We are very comfortable in our billet now. We rented a piano the other day and Dashwood plays a violin so we have some music once in a while.

Neil van Nostrand got his wings about a month ago and is now acting as an instructor in Netheravon. I had a letter from him the other day and expect to see him some time soon. I wrote to Bun Robinson a day or so ago but have not heard from him yet.

I had quite a good time in London over New Year’s with four of our Canadian boys from here. On New Year’s Eve we had dinner at the Cheshire Cheese, Samuel Johnson’s old hang-out. It is the oldest chop house in London and nothing seems to have been changed about it for the past couple of centuries. I found the names of Had and George and Jim Fraser in the visitor’s book. You remember Had’s letter saying they had visited the place in November. We also saw “Puss in Boots” a pantomime at Drury Lane Theatre, and a very clever comedy “A Piece of Fluff” at the Critron. We also did quite a lot of necessary shopping. (Really there seems to be no end to the expense of this business.) On Sunday we went to a special service of intercession for our soldiers and sailors at St.Paul’s. The Arch-Bishop of Canterbury preached but I am sorry to say that I didn’t hear a word he said, as owing to the immense size of the place I was fully 100 yards from him. The music and all the rest of the service was however magnificent and very impressive. The Lord Mayor was there too with all his attendants in their wigs and velvet robes.

On Monday I left London and went down to Bramshott Camp. I is an immense camp about two miles square and all Canadians I understand. They all are suffering more or less from colds but George and Had are both looking fine nevertheless. They gave me a fine welcome, and oh but it was good to get back among Canadians again. Next day Had came back to London with me and we had lunch together, after which we separated as he was going to Land’s End or somewhere and I had to leave for Norwich.

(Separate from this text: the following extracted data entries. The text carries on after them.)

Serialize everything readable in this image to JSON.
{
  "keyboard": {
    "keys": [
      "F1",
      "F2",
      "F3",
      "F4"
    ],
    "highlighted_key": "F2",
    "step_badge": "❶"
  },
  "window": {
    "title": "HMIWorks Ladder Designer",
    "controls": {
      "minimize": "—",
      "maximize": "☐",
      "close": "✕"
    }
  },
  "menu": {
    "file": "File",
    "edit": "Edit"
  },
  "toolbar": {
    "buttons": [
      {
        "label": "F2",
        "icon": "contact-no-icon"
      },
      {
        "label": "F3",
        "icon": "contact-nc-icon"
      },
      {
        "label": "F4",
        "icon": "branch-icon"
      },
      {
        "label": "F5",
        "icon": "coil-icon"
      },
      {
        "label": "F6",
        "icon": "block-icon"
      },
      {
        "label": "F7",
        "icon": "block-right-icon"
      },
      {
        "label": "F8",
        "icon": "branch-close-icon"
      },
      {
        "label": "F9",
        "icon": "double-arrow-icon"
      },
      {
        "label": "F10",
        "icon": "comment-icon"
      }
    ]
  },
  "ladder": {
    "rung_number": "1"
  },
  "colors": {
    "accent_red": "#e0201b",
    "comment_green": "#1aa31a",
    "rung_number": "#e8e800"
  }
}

I forgot to mention that I also received May’s letter about the recent bad habits of my nephew John Ross Shaw Jr. I’m afraid I’ll have to come back and train him, May. Such goin’s-on! Thank Norman for his Xmas card. It certainly did touch me to think that he would bother about his old uncle who is so far away from him. I am glad to hear that everything is going well with the family in general, and especially to hear that Eva and the baby are doing well. That was very sad about Kinnie Sinclair. Don’t you think that the poor girl must have been mentally unhinged or something?
 
Thank you all, Dear People, for your letters. I wish I could write to you all individually, and I would too if I could possibly find time but perhaps this long letter will do instead.

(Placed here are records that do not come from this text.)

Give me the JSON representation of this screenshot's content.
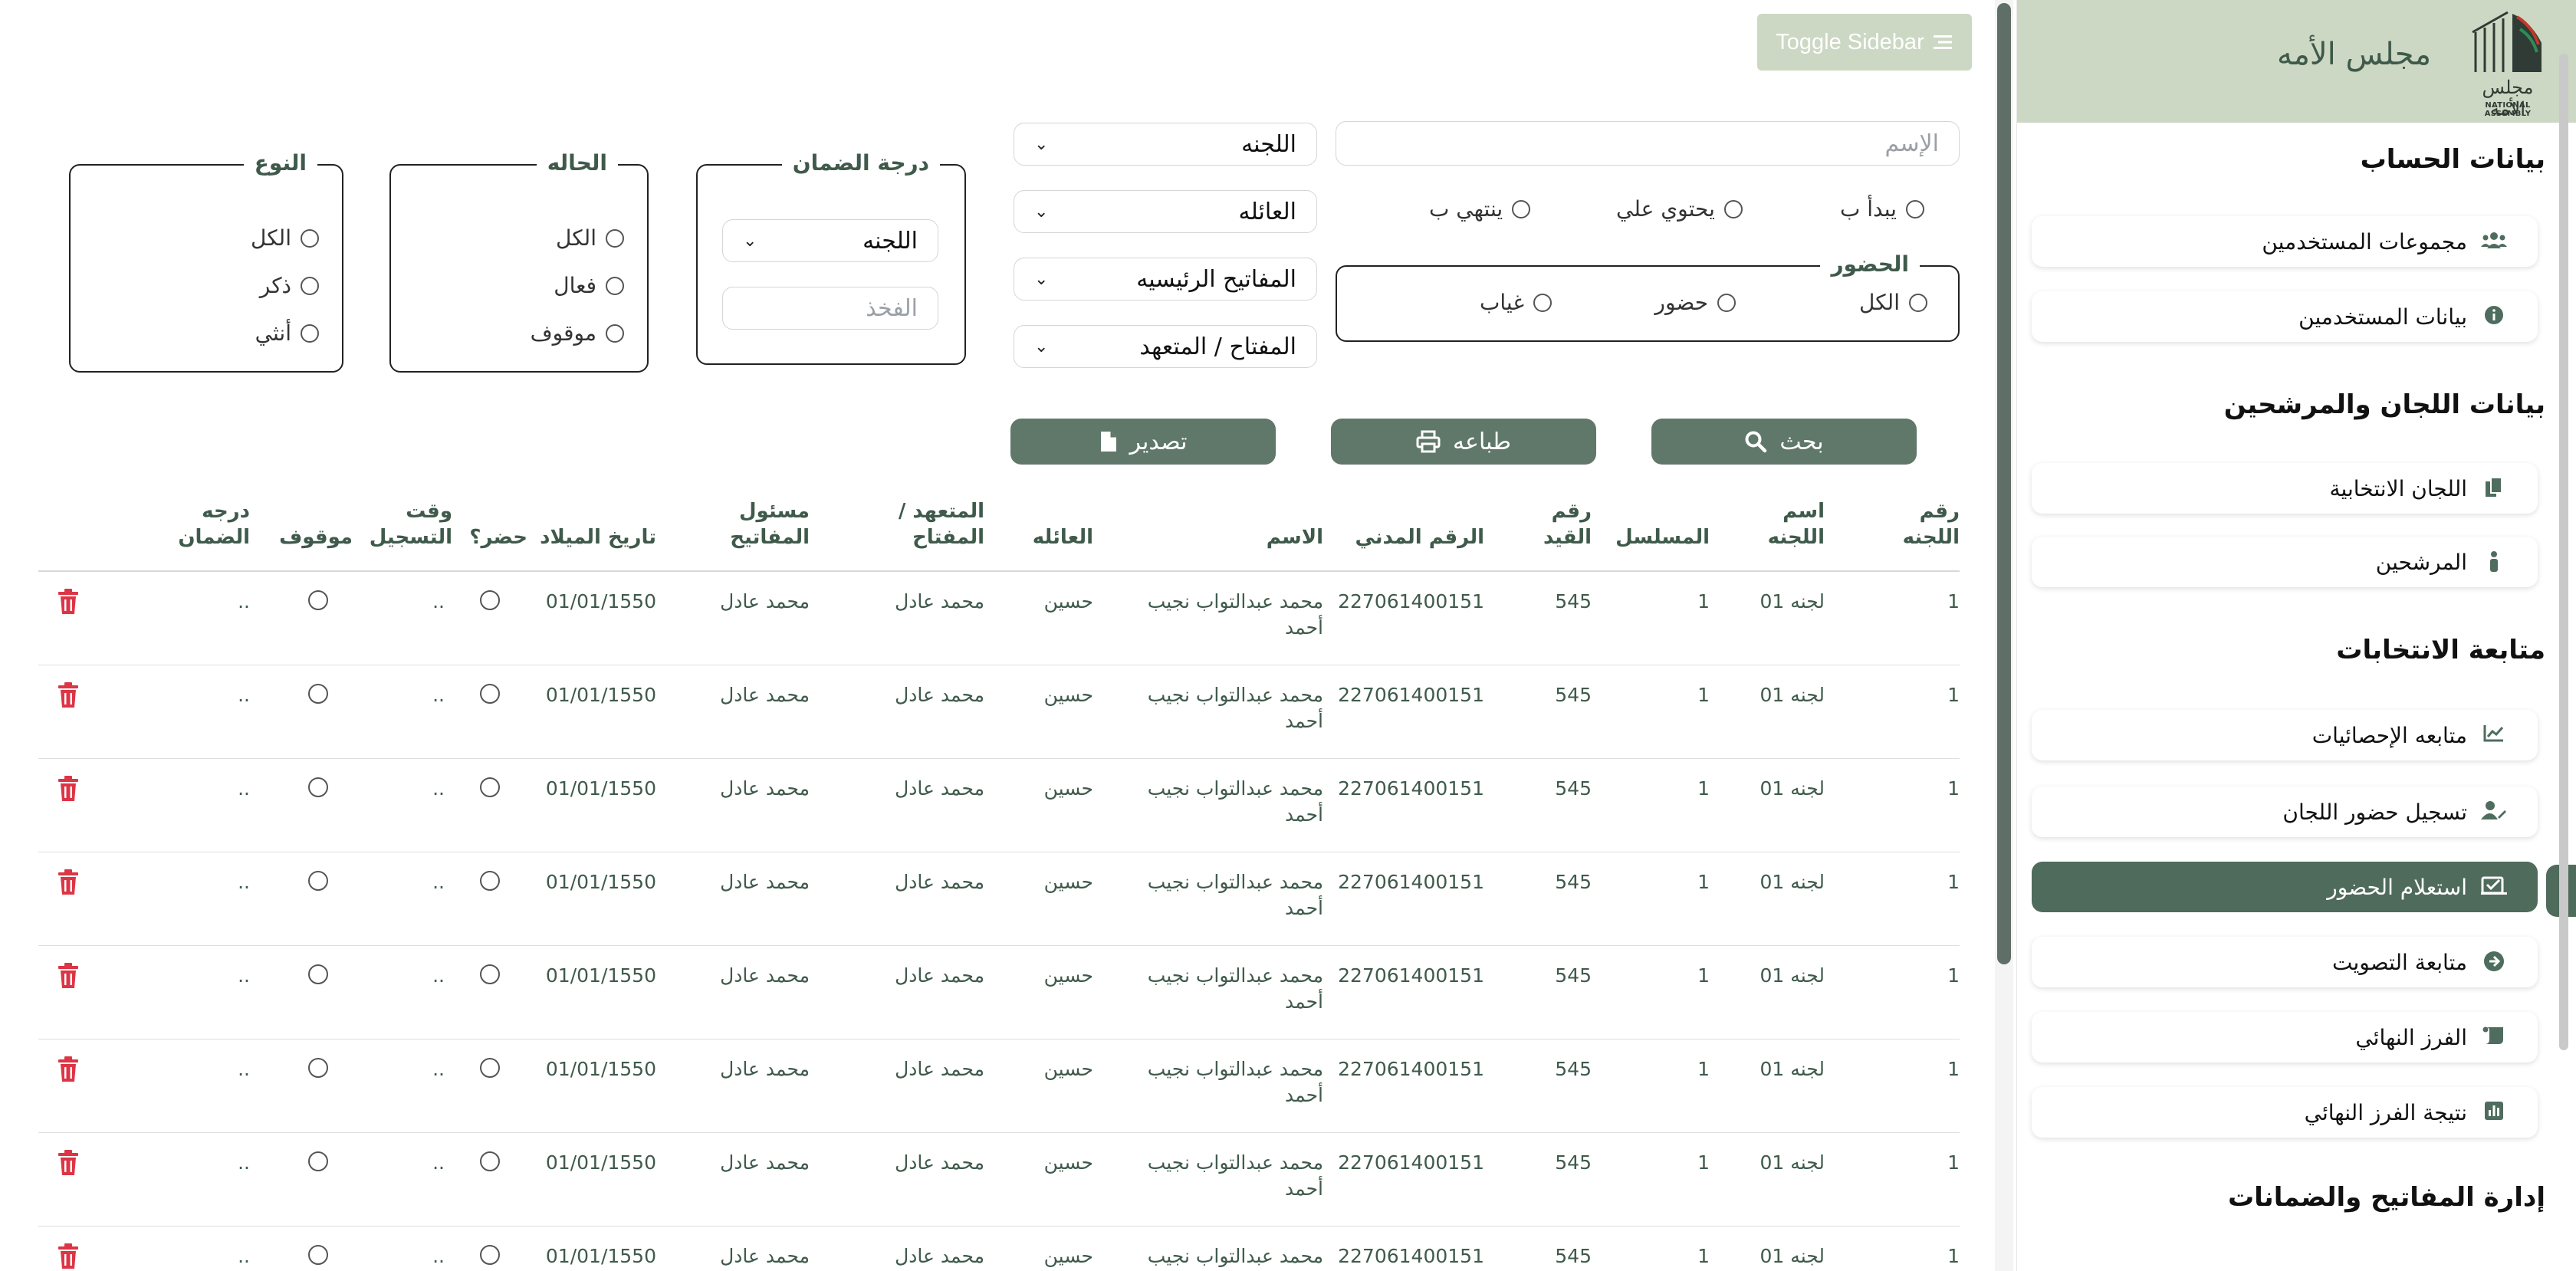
{
  "sidebar": {
    "title": "مجلس الأمه",
    "logo_text_ar": "مجلس الأمة",
    "logo_text_en": "NATIONAL ASSEMBLY",
    "sections": [
      {
        "label": "بيانات الحساب"
      },
      {
        "label": "بيانات اللجان والمرشحين"
      },
      {
        "label": "متابعة الانتخابات"
      },
      {
        "label": "إدارة المفاتيح والضمانات"
      }
    ],
    "items": [
      {
        "label": "مجموعات المستخدمين",
        "icon": "users-icon"
      },
      {
        "label": "بيانات المستخدمين",
        "icon": "info-icon"
      },
      {
        "label": "اللجان الانتخابية",
        "icon": "copy-icon"
      },
      {
        "label": "المرشحين",
        "icon": "person-icon"
      },
      {
        "label": "متابعه الإحصائيات",
        "icon": "chart-line-icon"
      },
      {
        "label": "تسجيل حضور اللجان",
        "icon": "user-edit-icon"
      },
      {
        "label": "استعلام الحضور",
        "icon": "checklist-icon",
        "active": true
      },
      {
        "label": "متابعة التصويت",
        "icon": "arrow-circle-icon"
      },
      {
        "label": "الفرز النهائي",
        "icon": "scroll-icon"
      },
      {
        "label": "نتيجة الفرز النهائي",
        "icon": "bar-chart-icon"
      }
    ]
  },
  "header": {
    "toggle_label": "Toggle Sidebar"
  },
  "filters": {
    "name_placeholder": "الإسم",
    "match_options": [
      "يبدأ ب",
      "يحتوي علي",
      "ينتهي ب"
    ],
    "attendance_legend": "الحضور",
    "attendance_options": [
      "الكل",
      "حضور",
      "غياب"
    ],
    "committee_select": "اللجنه",
    "family_select": "العائله",
    "main_keys_select": "المفاتيح الرئيسيه",
    "key_select": "المفتاح / المتعهد",
    "guarantee_legend": "درجة الضمان",
    "guarantee_select": "اللجنه",
    "branch_placeholder": "الفخذ",
    "status_legend": "الحاله",
    "status_options": [
      "الكل",
      "فعال",
      "موقوف"
    ],
    "type_legend": "النوع",
    "type_options": [
      "الكل",
      "ذكر",
      "أنثي"
    ]
  },
  "actions": {
    "search": "بحث",
    "print": "طباعه",
    "export": "تصدير"
  },
  "table": {
    "headers": {
      "committee_no": "رقم\nاللجنه",
      "committee_name": "اسم\nاللجنه",
      "serial": "المسلسل",
      "record_no": "رقم\nالقيد",
      "civil_id": "الرقم المدني",
      "name": "الاسم",
      "family": "العائله",
      "key": "المتعهد /\nالمفتاح",
      "key_owner": "مسئول\nالمفاتيح",
      "birth_date": "تاريخ الميلاد",
      "attended": "حضر؟",
      "reg_time": "وقت\nالتسجيل",
      "suspended": "موقوف",
      "guarantee": "درجه\nالضمان"
    },
    "rows": [
      {
        "committee_no": "1",
        "committee_name": "لجنه 01",
        "serial": "1",
        "record_no": "545",
        "civil_id": "227061400151",
        "name": "محمد عبدالتواب نجيب\nأحمد",
        "family": "حسين",
        "key": "محمد عادل",
        "key_owner": "محمد عادل",
        "birth_date": "01/01/1550",
        "reg_time": "..",
        "guarantee": ".."
      },
      {
        "committee_no": "1",
        "committee_name": "لجنه 01",
        "serial": "1",
        "record_no": "545",
        "civil_id": "227061400151",
        "name": "محمد عبدالتواب نجيب\nأحمد",
        "family": "حسين",
        "key": "محمد عادل",
        "key_owner": "محمد عادل",
        "birth_date": "01/01/1550",
        "reg_time": "..",
        "guarantee": ".."
      },
      {
        "committee_no": "1",
        "committee_name": "لجنه 01",
        "serial": "1",
        "record_no": "545",
        "civil_id": "227061400151",
        "name": "محمد عبدالتواب نجيب\nأحمد",
        "family": "حسين",
        "key": "محمد عادل",
        "key_owner": "محمد عادل",
        "birth_date": "01/01/1550",
        "reg_time": "..",
        "guarantee": ".."
      },
      {
        "committee_no": "1",
        "committee_name": "لجنه 01",
        "serial": "1",
        "record_no": "545",
        "civil_id": "227061400151",
        "name": "محمد عبدالتواب نجيب\nأحمد",
        "family": "حسين",
        "key": "محمد عادل",
        "key_owner": "محمد عادل",
        "birth_date": "01/01/1550",
        "reg_time": "..",
        "guarantee": ".."
      },
      {
        "committee_no": "1",
        "committee_name": "لجنه 01",
        "serial": "1",
        "record_no": "545",
        "civil_id": "227061400151",
        "name": "محمد عبدالتواب نجيب\nأحمد",
        "family": "حسين",
        "key": "محمد عادل",
        "key_owner": "محمد عادل",
        "birth_date": "01/01/1550",
        "reg_time": "..",
        "guarantee": ".."
      },
      {
        "committee_no": "1",
        "committee_name": "لجنه 01",
        "serial": "1",
        "record_no": "545",
        "civil_id": "227061400151",
        "name": "محمد عبدالتواب نجيب\nأحمد",
        "family": "حسين",
        "key": "محمد عادل",
        "key_owner": "محمد عادل",
        "birth_date": "01/01/1550",
        "reg_time": "..",
        "guarantee": ".."
      },
      {
        "committee_no": "1",
        "committee_name": "لجنه 01",
        "serial": "1",
        "record_no": "545",
        "civil_id": "227061400151",
        "name": "محمد عبدالتواب نجيب\nأحمد",
        "family": "حسين",
        "key": "محمد عادل",
        "key_owner": "محمد عادل",
        "birth_date": "01/01/1550",
        "reg_time": "..",
        "guarantee": ".."
      },
      {
        "committee_no": "1",
        "committee_name": "لجنه 01",
        "serial": "1",
        "record_no": "545",
        "civil_id": "227061400151",
        "name": "محمد عبدالتواب نجيب",
        "family": "حسين",
        "key": "محمد عادل",
        "key_owner": "محمد عادل",
        "birth_date": "01/01/1550",
        "reg_time": "..",
        "guarantee": ".."
      }
    ]
  },
  "colors": {
    "brand_light": "#ccd8c3",
    "brand_dark": "#4f6b5c",
    "button": "#5f786a",
    "danger": "#dc3545",
    "text_green": "#3f5a4b"
  }
}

With heaps of love and wishing with all my heart that I could see you all again to-night,

Yours always lovingly,
Eric.

P.S.  I forgot to tell you that we have been gazetted to what is known as the R.F.C. Special Reserve as Second Lieutenants. We can, if we wish, wear the regular R.F.C. uniform & cap, without the wings of course, but in the meantime we are wearing our Canadian uniforms with the R.F.C. monogram on the collar and cap.   E.